Now  – and here is where the last links with any kind of common sense were finally severed – they wanted me to send them a photo ID. Or maybe a copy of my birth certificate. Or something. Well, just about anything really:

“We’re reviewing your account and unfortunately you cannot gain access yet. We still need more information to complete this process. Please follow the instructions below:
– Please provide a copy of your driving license, passport or government issued photo ID. Please make the image as large and light as possible. If you do not have a photo ID, please provide a copy of your birth certificate”

Paypal

That’s right, a photo ID. Which they’ve never had from me before so have nothing to compare it with. And which they have no means of verifying. Although I did wonder whether the next step would be to present myself at their head office for some kind of identity parade.

I replied, making this point too them – somewhat trenchantly, it’s probably fair to say.
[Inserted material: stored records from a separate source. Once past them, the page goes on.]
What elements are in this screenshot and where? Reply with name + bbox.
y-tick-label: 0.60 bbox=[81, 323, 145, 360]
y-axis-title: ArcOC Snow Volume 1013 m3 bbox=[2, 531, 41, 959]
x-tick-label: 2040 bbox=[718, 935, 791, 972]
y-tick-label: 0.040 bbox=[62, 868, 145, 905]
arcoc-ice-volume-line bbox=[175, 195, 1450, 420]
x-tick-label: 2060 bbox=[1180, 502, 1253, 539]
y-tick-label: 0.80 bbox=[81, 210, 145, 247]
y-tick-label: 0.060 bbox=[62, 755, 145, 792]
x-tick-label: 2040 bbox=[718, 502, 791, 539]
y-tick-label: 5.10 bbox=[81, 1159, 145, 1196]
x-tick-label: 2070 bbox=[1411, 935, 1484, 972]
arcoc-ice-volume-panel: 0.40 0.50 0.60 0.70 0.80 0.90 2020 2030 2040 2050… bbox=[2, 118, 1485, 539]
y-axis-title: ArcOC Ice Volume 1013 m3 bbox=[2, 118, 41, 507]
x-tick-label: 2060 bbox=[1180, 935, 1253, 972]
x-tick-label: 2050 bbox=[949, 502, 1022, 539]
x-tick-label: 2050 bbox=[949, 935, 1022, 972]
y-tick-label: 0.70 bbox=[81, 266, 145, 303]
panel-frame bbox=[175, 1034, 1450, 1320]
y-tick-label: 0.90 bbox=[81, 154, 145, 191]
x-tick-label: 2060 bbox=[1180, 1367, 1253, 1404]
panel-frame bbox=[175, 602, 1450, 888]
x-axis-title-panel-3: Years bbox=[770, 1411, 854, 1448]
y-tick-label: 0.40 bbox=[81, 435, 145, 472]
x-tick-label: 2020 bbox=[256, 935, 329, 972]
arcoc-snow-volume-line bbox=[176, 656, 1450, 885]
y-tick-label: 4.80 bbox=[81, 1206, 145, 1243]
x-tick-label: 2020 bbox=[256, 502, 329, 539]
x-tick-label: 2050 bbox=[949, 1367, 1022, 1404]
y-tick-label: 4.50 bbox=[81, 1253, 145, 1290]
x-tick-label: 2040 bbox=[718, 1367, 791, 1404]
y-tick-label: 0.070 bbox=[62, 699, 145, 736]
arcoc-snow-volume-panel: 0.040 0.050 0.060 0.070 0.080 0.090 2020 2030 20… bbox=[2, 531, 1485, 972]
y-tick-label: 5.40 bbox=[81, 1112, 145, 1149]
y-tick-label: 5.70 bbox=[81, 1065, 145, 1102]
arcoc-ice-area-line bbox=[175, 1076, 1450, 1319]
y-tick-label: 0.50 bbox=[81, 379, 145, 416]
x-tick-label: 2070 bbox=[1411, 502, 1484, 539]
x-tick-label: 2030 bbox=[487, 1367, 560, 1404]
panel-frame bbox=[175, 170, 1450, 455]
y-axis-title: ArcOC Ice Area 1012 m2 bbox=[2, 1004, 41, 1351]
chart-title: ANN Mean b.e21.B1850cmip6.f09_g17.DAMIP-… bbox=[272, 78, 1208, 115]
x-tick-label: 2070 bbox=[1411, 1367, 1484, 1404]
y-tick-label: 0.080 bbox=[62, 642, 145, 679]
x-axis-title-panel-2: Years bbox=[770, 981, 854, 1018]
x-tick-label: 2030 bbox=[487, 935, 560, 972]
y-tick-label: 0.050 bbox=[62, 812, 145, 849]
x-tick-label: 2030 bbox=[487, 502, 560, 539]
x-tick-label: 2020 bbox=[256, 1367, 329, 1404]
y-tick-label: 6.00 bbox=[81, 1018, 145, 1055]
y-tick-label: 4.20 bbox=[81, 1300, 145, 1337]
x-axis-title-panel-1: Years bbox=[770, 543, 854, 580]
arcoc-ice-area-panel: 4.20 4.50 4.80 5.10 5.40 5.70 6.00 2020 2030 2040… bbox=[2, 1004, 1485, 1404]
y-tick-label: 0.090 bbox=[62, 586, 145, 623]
This was the response I then received:

“To ansewer your previous email, we need a proof of identity to be sure that it was really that was getting access to your PayPal account from a different location. It is my pleasure to assist you. Thank you for choosing PayPal”

Now, leaving aside the typo, and the fact that the first sentence isn’t even a sentence, what really gets my goat is that they really appear to believe that they had been of assistance. Could anyone help me out here? Did I blink and miss something?

Ultimately, it came down to a choice of complying with their ludicrous requirements or do without my Paypal account, and the fact is that using Paypal when buying something online is convenient – and generally a lot quicker than laboriously filling in credit card numbers, expiry dates and CVC codes on a retailer’s website, and probably having to go through a verification procedure with the card issuer as well.

So I harrumphed therapeutically quite a lot more, but finally sent them a scanned copy of my passport and they unblocked my account. They still haven’t answered my question, though.

Nor, it would seem, have they grasped the most fundamental principle of customer service: ‘a happy customer might tell a friend, but an unhappy one will tell the world.’